Circulating miR-122 as a biomarker to predict risk of metabolic diseases
The number of people diagnosed with type 2 diabetes (T2D) and metabolic syndrome represents a large percentage of the general population and is estimated to increase rapidly. For example, in 2015, approx. 34% of US adults were ill with prediabetes. However, 90% of this group remain undiagnosed due to the lack of early symptoms which first manifest only years later. Once T2D is diagnosed, irreversible complications may already have developed. Moreover, it is estimated that 20 – 25% of the world’s adult population suffer from metabolic syndrome. Here, too, current diagnosis is cumbersome. Accordingly, there is a need for a simple and sensitive test for identifying patients at risk of diabetes and metabolic syndrome before glucose levels rise and irreversible damage occurs. Early screening would allow for targeted intervention to prevent disease progression and future complications.
Use of miR-122 as a novel prognostic biomarker enables the early identification of individuals with T2D and metabolic syndrome. Notably, miR-122 association was independent of obesity status, which is a commonly used determinant of cardiometabolic risk. Analysis of miR-122 can also be used to monitor the success of treatments for T2D and/or metabolic syndrome.
- Simple, blood-based screening for metabolic diseases and monitoring of therapy efficacy
- Allows for early intervention to prevent onset of disease and long lasting damage
The technology is available for in-licensing or collaboration for further development.
Circulating miR-122 was identified in a large, prospective population-based study as a novel biomarker for the development of new-onset metabolic syndrome and T2D. In a study of over 14,000 patients, miR-122 levels were also markedly reduced in patients administered with a cholesterol lowering medication compared to those only receiving a placebo.
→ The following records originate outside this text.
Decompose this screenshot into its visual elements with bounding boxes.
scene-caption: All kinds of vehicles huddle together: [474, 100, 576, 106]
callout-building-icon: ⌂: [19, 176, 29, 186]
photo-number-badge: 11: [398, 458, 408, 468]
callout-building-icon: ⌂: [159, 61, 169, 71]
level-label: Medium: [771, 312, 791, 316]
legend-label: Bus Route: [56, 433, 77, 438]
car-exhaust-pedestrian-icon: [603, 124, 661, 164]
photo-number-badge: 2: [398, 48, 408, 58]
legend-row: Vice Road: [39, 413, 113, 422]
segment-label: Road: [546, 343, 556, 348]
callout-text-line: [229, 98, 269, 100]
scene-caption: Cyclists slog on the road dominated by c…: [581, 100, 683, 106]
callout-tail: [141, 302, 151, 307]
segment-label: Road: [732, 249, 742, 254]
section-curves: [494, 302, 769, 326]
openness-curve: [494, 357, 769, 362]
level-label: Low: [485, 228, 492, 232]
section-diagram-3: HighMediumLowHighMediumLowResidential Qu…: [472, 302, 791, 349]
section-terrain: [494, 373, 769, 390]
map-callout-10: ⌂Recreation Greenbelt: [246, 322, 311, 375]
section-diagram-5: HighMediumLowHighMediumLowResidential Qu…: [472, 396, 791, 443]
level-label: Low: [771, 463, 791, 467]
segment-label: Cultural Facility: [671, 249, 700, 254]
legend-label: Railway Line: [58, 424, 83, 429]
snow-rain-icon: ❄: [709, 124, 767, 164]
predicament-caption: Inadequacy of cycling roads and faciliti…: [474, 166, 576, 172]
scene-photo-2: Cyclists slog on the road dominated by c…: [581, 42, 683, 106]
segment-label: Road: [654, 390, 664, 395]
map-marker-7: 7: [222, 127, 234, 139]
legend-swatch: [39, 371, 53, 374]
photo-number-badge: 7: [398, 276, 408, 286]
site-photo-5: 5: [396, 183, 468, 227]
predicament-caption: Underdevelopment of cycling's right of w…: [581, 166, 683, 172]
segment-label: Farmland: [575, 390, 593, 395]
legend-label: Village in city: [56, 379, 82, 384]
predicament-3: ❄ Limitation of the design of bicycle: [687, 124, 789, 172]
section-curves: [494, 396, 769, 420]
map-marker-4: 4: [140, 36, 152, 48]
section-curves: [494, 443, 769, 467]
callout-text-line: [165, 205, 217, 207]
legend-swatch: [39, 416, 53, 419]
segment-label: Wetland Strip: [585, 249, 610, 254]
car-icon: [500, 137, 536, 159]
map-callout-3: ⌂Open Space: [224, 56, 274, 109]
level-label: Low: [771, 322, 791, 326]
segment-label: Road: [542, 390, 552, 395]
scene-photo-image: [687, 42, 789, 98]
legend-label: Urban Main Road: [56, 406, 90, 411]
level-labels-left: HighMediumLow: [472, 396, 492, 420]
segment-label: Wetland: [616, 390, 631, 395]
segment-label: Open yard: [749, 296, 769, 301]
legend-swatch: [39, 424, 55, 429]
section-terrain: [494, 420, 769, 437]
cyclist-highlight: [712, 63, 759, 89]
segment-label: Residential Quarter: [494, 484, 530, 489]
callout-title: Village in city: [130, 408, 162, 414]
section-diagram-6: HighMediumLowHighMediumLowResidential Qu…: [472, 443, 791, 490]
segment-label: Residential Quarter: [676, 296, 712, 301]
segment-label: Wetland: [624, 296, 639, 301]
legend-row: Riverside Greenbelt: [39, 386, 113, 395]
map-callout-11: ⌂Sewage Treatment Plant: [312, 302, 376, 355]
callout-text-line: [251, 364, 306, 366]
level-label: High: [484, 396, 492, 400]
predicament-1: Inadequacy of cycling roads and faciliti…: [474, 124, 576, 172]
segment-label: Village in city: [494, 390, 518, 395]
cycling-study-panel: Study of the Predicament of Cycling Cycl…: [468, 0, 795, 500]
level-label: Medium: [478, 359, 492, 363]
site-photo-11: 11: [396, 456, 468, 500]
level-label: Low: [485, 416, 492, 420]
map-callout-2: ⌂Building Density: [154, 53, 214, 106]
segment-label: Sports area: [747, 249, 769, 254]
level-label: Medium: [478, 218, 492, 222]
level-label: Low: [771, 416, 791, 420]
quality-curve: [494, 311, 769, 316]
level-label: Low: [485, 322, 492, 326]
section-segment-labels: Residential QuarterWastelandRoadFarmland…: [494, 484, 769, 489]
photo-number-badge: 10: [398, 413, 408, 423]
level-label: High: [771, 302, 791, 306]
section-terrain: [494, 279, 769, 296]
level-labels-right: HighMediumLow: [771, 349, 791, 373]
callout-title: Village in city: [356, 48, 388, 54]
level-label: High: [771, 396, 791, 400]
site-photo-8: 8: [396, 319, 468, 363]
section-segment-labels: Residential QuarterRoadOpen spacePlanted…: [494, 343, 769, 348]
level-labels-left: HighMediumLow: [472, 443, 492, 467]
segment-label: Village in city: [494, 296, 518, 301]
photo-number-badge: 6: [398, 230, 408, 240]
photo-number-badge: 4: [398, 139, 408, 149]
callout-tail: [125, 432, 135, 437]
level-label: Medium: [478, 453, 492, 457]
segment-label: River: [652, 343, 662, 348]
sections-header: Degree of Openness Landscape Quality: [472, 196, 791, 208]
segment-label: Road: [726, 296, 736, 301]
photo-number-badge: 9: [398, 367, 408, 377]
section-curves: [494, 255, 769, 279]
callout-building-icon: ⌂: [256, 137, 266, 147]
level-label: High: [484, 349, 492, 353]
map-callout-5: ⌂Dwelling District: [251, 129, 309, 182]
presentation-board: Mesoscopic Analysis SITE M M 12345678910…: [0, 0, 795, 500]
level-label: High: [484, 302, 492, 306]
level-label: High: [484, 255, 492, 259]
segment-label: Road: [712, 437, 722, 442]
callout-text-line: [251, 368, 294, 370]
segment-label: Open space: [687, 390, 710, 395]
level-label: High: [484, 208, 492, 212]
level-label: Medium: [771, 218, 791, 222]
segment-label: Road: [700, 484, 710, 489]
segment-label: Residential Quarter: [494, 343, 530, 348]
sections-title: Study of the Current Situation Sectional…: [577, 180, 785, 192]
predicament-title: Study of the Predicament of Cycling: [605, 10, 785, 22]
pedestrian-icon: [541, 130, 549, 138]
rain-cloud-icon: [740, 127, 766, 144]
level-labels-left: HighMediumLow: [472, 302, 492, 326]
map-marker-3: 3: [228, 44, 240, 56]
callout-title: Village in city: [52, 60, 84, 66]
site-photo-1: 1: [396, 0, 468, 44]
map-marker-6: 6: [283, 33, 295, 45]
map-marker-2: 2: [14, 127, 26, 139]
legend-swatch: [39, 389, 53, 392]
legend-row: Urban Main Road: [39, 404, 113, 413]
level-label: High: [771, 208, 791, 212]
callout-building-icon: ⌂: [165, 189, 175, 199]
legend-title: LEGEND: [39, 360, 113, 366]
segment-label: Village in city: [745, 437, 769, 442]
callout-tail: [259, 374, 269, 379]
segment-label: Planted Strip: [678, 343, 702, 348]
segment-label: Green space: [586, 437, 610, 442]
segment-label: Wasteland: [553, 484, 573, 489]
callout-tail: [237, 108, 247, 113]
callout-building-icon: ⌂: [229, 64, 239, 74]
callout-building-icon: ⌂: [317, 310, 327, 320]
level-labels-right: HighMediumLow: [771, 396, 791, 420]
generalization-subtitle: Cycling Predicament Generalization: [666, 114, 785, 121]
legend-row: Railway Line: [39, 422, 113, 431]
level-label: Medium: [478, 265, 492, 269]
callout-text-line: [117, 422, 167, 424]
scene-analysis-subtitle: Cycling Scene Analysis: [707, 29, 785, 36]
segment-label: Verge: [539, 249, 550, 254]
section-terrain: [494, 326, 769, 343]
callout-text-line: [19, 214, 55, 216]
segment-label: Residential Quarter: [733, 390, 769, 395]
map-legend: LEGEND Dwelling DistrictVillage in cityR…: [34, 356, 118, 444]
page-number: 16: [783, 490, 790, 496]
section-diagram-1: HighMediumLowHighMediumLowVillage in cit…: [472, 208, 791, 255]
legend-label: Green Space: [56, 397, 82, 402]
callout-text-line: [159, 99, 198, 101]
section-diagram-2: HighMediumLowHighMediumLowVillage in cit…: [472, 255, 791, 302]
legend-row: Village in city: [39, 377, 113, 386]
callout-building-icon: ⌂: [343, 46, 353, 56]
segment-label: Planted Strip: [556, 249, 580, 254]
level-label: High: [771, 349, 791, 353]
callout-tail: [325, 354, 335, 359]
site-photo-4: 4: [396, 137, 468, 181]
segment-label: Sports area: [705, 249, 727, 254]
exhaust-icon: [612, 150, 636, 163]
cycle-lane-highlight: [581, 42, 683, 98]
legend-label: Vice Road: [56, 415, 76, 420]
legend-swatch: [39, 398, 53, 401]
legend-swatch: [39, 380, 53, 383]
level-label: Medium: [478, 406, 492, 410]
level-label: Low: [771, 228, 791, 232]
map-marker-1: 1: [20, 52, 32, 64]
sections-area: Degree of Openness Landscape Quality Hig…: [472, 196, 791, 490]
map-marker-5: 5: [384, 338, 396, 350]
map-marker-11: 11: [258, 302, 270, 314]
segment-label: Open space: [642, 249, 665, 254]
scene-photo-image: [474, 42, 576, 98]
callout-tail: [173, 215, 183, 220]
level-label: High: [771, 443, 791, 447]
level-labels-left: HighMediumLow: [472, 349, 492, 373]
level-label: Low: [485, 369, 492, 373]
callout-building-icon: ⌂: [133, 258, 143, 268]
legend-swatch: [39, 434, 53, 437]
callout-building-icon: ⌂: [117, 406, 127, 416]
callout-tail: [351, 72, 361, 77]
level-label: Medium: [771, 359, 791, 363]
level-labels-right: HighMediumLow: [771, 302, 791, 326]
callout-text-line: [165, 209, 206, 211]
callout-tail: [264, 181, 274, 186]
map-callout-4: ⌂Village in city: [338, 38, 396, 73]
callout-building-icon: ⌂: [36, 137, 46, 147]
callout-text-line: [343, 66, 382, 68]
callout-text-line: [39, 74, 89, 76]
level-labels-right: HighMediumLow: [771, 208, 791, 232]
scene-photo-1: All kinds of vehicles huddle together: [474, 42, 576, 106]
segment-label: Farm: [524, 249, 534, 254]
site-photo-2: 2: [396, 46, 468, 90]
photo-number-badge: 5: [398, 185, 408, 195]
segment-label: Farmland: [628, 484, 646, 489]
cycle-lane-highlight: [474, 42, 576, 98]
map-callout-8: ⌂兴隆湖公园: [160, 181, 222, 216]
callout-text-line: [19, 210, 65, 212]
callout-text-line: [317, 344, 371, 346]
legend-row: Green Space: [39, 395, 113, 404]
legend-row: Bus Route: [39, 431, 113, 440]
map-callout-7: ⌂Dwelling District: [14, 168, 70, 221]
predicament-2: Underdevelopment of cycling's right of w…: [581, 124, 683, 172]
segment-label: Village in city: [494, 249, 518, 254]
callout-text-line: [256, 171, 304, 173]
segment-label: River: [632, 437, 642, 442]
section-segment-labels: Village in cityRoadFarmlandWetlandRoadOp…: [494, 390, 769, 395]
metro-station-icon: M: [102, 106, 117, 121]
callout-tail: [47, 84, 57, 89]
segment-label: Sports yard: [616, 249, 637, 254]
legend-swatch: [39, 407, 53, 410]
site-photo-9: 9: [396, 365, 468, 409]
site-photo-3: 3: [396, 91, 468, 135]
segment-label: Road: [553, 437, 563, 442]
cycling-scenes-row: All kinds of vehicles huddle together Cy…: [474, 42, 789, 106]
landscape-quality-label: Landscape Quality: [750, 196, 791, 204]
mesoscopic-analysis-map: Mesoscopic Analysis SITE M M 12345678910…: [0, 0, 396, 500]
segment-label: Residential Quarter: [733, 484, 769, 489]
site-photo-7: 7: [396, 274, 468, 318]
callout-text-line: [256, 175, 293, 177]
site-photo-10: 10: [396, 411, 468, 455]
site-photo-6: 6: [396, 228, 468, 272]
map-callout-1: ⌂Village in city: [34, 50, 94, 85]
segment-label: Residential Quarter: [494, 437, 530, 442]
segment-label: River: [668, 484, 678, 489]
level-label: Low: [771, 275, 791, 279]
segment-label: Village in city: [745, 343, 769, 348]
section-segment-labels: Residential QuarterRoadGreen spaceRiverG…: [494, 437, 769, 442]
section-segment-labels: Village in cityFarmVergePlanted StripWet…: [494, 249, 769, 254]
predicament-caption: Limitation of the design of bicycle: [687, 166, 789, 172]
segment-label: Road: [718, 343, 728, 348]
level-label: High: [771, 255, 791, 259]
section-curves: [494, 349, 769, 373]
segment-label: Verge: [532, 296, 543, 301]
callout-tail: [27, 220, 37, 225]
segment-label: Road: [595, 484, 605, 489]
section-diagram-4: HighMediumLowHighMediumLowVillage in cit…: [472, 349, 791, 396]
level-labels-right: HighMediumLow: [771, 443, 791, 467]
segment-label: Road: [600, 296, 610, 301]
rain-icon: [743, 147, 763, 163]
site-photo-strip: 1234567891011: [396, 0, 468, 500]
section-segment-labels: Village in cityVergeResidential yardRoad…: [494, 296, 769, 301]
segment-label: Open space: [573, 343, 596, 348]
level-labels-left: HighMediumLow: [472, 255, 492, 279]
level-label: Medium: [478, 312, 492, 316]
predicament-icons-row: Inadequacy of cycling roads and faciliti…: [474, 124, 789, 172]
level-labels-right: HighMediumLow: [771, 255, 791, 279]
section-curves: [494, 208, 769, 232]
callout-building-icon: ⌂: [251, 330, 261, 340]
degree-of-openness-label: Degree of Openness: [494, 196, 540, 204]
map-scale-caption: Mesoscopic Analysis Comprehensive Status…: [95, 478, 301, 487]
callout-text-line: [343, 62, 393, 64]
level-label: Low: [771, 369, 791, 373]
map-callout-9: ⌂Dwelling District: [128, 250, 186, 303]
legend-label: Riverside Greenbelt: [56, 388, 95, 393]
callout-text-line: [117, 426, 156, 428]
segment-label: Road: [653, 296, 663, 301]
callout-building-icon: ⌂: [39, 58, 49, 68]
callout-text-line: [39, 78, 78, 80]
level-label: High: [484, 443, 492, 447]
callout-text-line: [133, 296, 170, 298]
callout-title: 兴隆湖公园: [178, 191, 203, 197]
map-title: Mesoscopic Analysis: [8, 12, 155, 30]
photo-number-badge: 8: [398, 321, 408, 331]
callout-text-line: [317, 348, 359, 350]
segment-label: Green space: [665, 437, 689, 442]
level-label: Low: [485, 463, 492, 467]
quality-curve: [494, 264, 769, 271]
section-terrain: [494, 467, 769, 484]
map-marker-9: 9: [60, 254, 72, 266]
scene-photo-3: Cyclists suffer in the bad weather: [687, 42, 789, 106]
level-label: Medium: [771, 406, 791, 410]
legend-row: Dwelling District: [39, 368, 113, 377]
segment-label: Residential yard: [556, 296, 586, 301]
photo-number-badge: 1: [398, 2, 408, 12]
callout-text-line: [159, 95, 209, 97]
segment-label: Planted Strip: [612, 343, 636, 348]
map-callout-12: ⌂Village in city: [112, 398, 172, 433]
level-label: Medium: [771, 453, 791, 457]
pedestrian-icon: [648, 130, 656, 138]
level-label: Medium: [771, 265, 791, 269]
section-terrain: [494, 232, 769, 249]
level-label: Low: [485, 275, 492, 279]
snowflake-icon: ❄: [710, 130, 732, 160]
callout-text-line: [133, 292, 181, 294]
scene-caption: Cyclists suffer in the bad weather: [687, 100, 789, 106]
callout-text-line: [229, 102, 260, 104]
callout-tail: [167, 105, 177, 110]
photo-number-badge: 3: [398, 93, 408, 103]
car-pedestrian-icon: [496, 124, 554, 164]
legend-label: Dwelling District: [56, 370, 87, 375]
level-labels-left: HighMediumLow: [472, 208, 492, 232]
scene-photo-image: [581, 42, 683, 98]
Data available in the publication listed below (Willeit et al. 2017).
Numerous independent studies have demonstrated an association of miR-122 with a metabolic phenotype, including positive correlation with obesity, insulin resistance and non-alcoholic fatty-liver disease.
Patent application PCT/EP2016/076631, nationalized in EP and US.
Willeit P et. Al. (2016) Liver microRNAs: potential mediators and biomarkers for metabolic and cardiovascular disease? Eur Heart J. 14;37(43):3260-3266.
Willeit P et al. (2017) Circulating MicroRNA-122 Is Associated With the Risk of New-Onset Metabolic Syndrome and Type 2 Diabetes. Diabetes. 66(2):347-357.